There are 68 edgy and vibrant portraits, 58 of them in gorgeous full color. There is a portrait of Alice in Wonderland with her tyrant, the Red Queen; and an updated Beauty, face-to-face with her Beast. There is a loving caricature of Rachel Maddow and a Dorian Gray reveal of Donald Trump. These figures depart from the old version of a portrait figure-well-shielded by costume, rank, entourage of wife, children, and family pets. Instead they present themselves naked-permeable to what happens all around-diaphanous to a dangerous but surprisingly beautiful world.

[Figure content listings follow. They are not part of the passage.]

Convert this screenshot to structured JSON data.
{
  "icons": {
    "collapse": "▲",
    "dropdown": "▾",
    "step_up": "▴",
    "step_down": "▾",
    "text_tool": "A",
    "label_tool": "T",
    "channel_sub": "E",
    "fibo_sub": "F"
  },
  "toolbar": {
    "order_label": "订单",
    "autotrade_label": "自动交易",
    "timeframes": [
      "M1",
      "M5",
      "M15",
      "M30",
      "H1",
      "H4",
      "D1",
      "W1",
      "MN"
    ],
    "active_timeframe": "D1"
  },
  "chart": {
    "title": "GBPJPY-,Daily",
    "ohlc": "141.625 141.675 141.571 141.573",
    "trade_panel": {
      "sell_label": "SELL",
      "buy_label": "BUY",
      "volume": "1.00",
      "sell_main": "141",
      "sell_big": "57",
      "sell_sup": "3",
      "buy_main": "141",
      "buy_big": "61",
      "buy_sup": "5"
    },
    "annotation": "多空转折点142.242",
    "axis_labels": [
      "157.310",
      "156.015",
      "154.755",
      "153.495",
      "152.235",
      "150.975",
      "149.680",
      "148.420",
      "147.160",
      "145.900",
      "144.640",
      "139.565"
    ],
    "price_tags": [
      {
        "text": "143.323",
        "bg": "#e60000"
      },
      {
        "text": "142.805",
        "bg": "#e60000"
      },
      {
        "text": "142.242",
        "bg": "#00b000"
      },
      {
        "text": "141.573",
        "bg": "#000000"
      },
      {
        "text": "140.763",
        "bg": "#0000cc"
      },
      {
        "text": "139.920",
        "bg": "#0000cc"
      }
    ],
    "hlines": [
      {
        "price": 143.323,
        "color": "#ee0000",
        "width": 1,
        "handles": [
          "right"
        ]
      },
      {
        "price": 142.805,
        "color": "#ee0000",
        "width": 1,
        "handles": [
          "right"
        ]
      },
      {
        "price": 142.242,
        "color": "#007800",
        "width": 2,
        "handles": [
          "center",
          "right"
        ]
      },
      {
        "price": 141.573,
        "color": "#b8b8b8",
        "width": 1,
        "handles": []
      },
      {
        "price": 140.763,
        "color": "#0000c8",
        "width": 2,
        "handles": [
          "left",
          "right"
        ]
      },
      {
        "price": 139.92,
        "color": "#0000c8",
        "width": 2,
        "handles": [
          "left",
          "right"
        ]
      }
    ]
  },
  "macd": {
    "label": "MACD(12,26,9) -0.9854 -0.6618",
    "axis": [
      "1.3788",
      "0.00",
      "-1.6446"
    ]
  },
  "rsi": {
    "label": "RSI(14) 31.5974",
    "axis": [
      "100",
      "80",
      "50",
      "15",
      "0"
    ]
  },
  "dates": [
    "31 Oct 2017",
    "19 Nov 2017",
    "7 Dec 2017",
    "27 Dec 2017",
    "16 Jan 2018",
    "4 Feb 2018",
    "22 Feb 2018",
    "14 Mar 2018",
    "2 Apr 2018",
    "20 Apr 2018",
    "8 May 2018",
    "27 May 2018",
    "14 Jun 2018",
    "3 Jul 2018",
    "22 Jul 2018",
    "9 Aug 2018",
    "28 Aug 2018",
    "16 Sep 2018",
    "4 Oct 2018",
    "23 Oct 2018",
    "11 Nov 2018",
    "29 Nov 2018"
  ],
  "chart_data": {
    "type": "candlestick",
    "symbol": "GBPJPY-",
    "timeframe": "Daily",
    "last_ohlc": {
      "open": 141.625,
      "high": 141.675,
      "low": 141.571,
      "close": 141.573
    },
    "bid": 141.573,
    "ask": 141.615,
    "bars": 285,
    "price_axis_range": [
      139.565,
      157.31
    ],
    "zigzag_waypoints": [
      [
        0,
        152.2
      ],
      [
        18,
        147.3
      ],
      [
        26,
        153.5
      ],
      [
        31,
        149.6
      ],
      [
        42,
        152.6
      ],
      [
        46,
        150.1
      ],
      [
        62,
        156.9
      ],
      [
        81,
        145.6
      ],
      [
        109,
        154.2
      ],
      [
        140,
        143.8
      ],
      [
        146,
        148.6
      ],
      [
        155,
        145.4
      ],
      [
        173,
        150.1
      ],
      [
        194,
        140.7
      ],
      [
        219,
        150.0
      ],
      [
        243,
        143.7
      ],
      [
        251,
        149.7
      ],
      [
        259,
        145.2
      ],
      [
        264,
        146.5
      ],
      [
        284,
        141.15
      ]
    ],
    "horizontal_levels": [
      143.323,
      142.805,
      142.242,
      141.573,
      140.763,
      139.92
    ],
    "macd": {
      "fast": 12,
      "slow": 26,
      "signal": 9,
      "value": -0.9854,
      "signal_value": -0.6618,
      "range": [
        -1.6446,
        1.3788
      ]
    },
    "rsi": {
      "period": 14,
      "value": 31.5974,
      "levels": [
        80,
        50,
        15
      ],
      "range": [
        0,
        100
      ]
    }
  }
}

The book is both traditional and on the cusp. Regarding her media, the portraits resemble woodcuts, etchings, watercolors or oils, but many of them are in fact created digitally. Where gender is concerned, there is the feminist project to update portrayals-strong women, active in their gaze, men with an artist's receptivity. In addition, in works like "Jen, Sculptor," or "Myself as a Man," there is gender fluidity.
Although these portraits are about the "bare, forked beast," the fragile human, they are not always somber. Intensely alive and immediate, they often unfurl in gorgeous color, proclaiming the strength of survivors.
Schavrien has received 15 awards, national and international, for her work in the arts. She was chosen to be featured out of 50,000 international artists on the Imagekind platform. The life experience that brought her to focus on survivors includes her decades as a psychotherapist for trauma survivors and her recent work as Artist-in-Residence for R.E.A.L. (Refugee Education and Learning).